The goals of the 121 project have been are guiding the creation of specific software architecture. Our approach to building this project reflects the way we choose to work as a team.
WHY IS IT IMPORTANT?
Software architecture, like organisational culture, emerges in every project, with or without deliberate choices to define it. Conscious choices are preferable in order to create a functional organisational culture; the same applies to software architecture.
The product is delivered via a technological platform that supports the registration, inclusion & distribution tasks of CBA. As such, software architecture is essential for meeting the project goals.
WHAT ARE WE WORKING ON?
The 121 software architecture is built to have these four characteristics:
121 will be a free software, granting users “the freedom to run, copy, distribute, study, change and improve the software”.

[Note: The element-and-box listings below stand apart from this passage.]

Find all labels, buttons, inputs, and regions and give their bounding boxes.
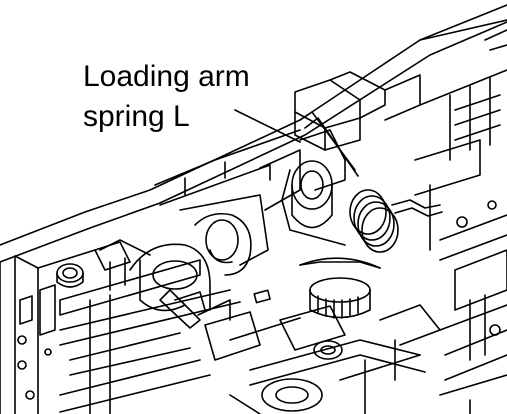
reel-assembly (99, 194, 269, 329)
central-spindle (299, 257, 381, 319)
lower-rails (59, 259, 241, 414)
callout-label-line-2: spring L (83, 100, 190, 133)
left-middle-detail (94, 241, 231, 321)
right-housing (414, 19, 507, 414)
loading-arm-bracket (294, 71, 421, 191)
frame-holes (17, 335, 52, 400)
loading-arm-spring (299, 111, 443, 253)
callout-leader (234, 109, 301, 143)
lower-mechanism (204, 289, 441, 414)
chassis-frame (0, 4, 507, 414)
left-screw-boss (56, 263, 84, 288)
bush-cylinder (281, 160, 346, 246)
center-housing (154, 129, 301, 211)
callout-label-line-1: Loading arm (83, 60, 250, 93)
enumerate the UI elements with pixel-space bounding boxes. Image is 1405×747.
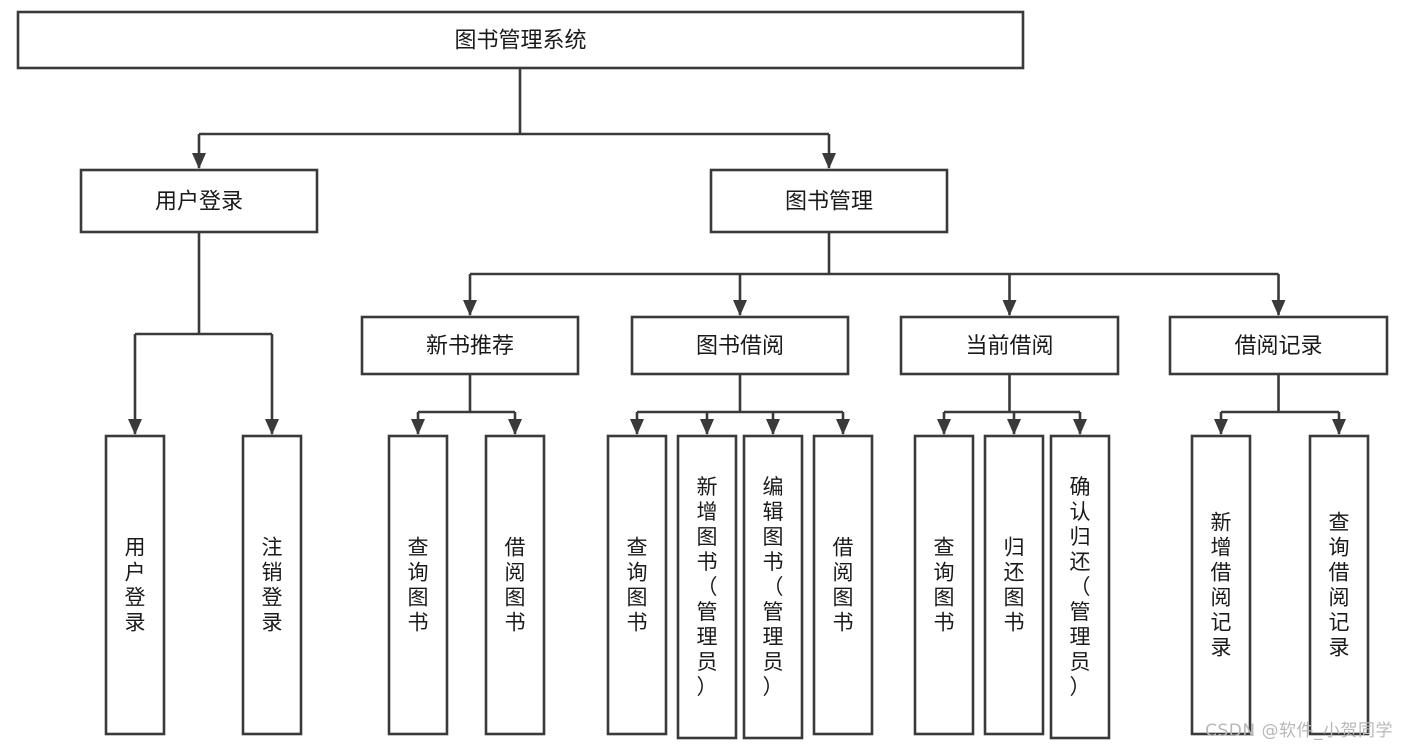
node-label: 用户登录: [125, 536, 146, 635]
arrow-head-icon: [508, 419, 522, 435]
node-leaf-leaf-user-login[interactable]: 用户登录: [104, 434, 166, 736]
node-rect[interactable]: [606, 434, 668, 736]
node-label: 查询图书: [934, 536, 955, 635]
node-label: 查询借阅记录: [1329, 511, 1350, 660]
node-leaf-leaf-query-borrow-record[interactable]: 查询借阅记录: [1308, 434, 1370, 736]
node-label: 查询图书: [408, 536, 429, 635]
node-label: 图书管理系统: [454, 29, 586, 54]
node-level2-borrow-record[interactable]: 借阅记录: [1168, 315, 1389, 376]
node-rect[interactable]: [360, 315, 580, 376]
node-label: 用户登录: [155, 190, 243, 215]
node-root-root[interactable]: 图书管理系统: [16, 10, 1025, 70]
node-level1-user-login[interactable]: 用户登录: [79, 168, 319, 234]
arrow-head-icon: [192, 153, 206, 169]
arrow-head-icon: [1214, 419, 1228, 435]
node-rect[interactable]: [484, 434, 546, 736]
node-label: 借阅图书: [505, 536, 526, 635]
node-rect[interactable]: [104, 434, 166, 736]
node-leaf-leaf-borrow-book-rec[interactable]: 借阅图书: [484, 434, 546, 736]
node-leaf-leaf-logout[interactable]: 注销登录: [241, 434, 303, 736]
node-rect[interactable]: [1190, 434, 1252, 736]
node-level2-new-book-rec[interactable]: 新书推荐: [360, 315, 580, 376]
node-label: 编辑图书（管理员）: [763, 475, 784, 699]
node-level1-book-manage[interactable]: 图书管理: [709, 168, 949, 234]
node-leaf-leaf-confirm-return-admin[interactable]: 确认归还（管理员）: [1049, 434, 1111, 740]
node-label: 归还图书: [1004, 536, 1025, 635]
node-rect[interactable]: [676, 434, 738, 740]
arrow-head-icon: [1332, 419, 1346, 435]
arrow-head-icon: [265, 419, 279, 435]
arrow-head-icon: [411, 419, 425, 435]
node-label: 新增图书（管理员）: [697, 475, 718, 699]
node-label: 新书推荐: [426, 334, 514, 359]
node-label: 新增借阅记录: [1211, 511, 1232, 660]
node-label: 借阅图书: [833, 536, 854, 635]
arrow-head-icon: [1073, 419, 1087, 435]
arrow-head-icon: [128, 419, 142, 435]
node-label: 图书管理: [785, 190, 873, 215]
node-rect[interactable]: [16, 10, 1025, 70]
node-leaf-leaf-add-book-admin[interactable]: 新增图书（管理员）: [676, 434, 738, 740]
node-leaf-leaf-borrow-book[interactable]: 借阅图书: [812, 434, 874, 736]
node-label: 确认归还（管理员）: [1070, 475, 1091, 699]
arrow-head-icon: [700, 419, 714, 435]
arrow-head-icon: [1271, 300, 1286, 316]
node-level2-current-borrow[interactable]: 当前借阅: [899, 315, 1120, 376]
node-leaf-leaf-query-book-borrow[interactable]: 查询图书: [606, 434, 668, 736]
arrow-head-icon: [836, 419, 850, 435]
node-label: 借阅记录: [1234, 334, 1322, 359]
node-rect[interactable]: [899, 315, 1120, 376]
node-leaf-leaf-query-book-rec[interactable]: 查询图书: [387, 434, 449, 736]
arrow-head-icon: [630, 419, 644, 435]
node-rect[interactable]: [387, 434, 449, 736]
node-rect[interactable]: [630, 315, 850, 376]
node-boxes-layer: 图书管理系统用户登录图书管理新书推荐图书借阅当前借阅借阅记录用户登录注销登录查询…: [16, 10, 1389, 740]
node-rect[interactable]: [1308, 434, 1370, 736]
node-rect[interactable]: [709, 168, 949, 234]
arrow-head-icon: [937, 419, 951, 435]
arrow-head-icon: [733, 300, 747, 316]
node-rect[interactable]: [1168, 315, 1389, 376]
node-leaf-leaf-return-book[interactable]: 归还图书: [983, 434, 1045, 736]
node-rect[interactable]: [913, 434, 975, 736]
node-leaf-leaf-query-book-current[interactable]: 查询图书: [913, 434, 975, 736]
node-rect[interactable]: [742, 434, 804, 740]
node-label: 图书借阅: [696, 334, 784, 359]
csdn-watermark: CSDN @软件_小贺同学: [1205, 721, 1393, 741]
arrow-head-icon: [463, 300, 477, 316]
node-rect[interactable]: [812, 434, 874, 736]
connectors-layer: [128, 68, 1346, 435]
node-rect[interactable]: [1049, 434, 1111, 740]
arrow-head-icon: [822, 153, 836, 169]
node-leaf-leaf-edit-book-admin[interactable]: 编辑图书（管理员）: [742, 434, 804, 740]
node-rect[interactable]: [241, 434, 303, 736]
node-level2-book-borrow[interactable]: 图书借阅: [630, 315, 850, 376]
arrow-head-icon: [1002, 300, 1017, 316]
node-label: 当前借阅: [965, 334, 1053, 359]
node-rect[interactable]: [983, 434, 1045, 736]
arrow-head-icon: [766, 419, 780, 435]
node-label: 注销登录: [262, 536, 283, 635]
node-rect[interactable]: [79, 168, 319, 234]
node-leaf-leaf-add-borrow-record[interactable]: 新增借阅记录: [1190, 434, 1252, 736]
arrow-head-icon: [1007, 419, 1021, 435]
node-label: 查询图书: [627, 536, 648, 635]
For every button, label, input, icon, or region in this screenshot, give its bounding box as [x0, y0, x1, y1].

The aim is to provide all humanitarian organisations a way to use the software and change it to their will, without charging money and without having to ask us for permission first. To achieve this, we will distribute the software with an open-source license, which we are in process of determining. The open-source technology is used in the tech stack only, excluding the need to purchase software licenses.
CBA and humanitarian programmes dealing with identity are diverse, thus the need to create a ‘flexible toolbox’ of modules anyone can use as needed rather than a ‘one-size-fits-all’ system, limited to one use case. For example, the identity part of the software is separate from the payment part.
We want people to be able to operate the 121 platform independently from our own operation. The two options we are currently weighing are for every programme to have its own server, thus its own database and software version, or to run multiple programmes from one instance.
We envision 121 as a foundation that will become increasingly valuable as more people will use it. Specifically, we decided to use a specific, open-source technology for self-sovereign identity (Sovrin) rather than create one. Once a digital identity is created through 121, People affected will be able to use it in other programmes as well. And vice versa: a digital identity created in another programme can also be transferred to 121. This field is very much evolving, and we are in the process of the testing the feasibility of this ambition.
HOW DO WE WORK?
A central aspect in the way we work is the focus on delivering a Potentially Shippable Product every sprint. Our Scrum Master Diderik van Wingerden oversees the optimization of the Scrum processes.
WHO DID WE PARTNER WITH?
WHAT HAVE WE ACHIEVED SO FAR?
Important achievements in the 121 software architecture so far are:
- Having a 100% open-source tech stack
- Successfully integrating two components developed by TYKN for the 121 platform
The 121 team is currently working on the following:
- Choosing the optimal open source license, as mentioned above
- Redesigning and refactoring the architecture toward a modular system
We will soon start the integration of the Disberse API for banking and payments.
WHEN & WHERE DO WE WORK?
We began researching the system for 121 in 2017.
The ultimate goal is to develop a system that can adapt to any type of disaster, in any location.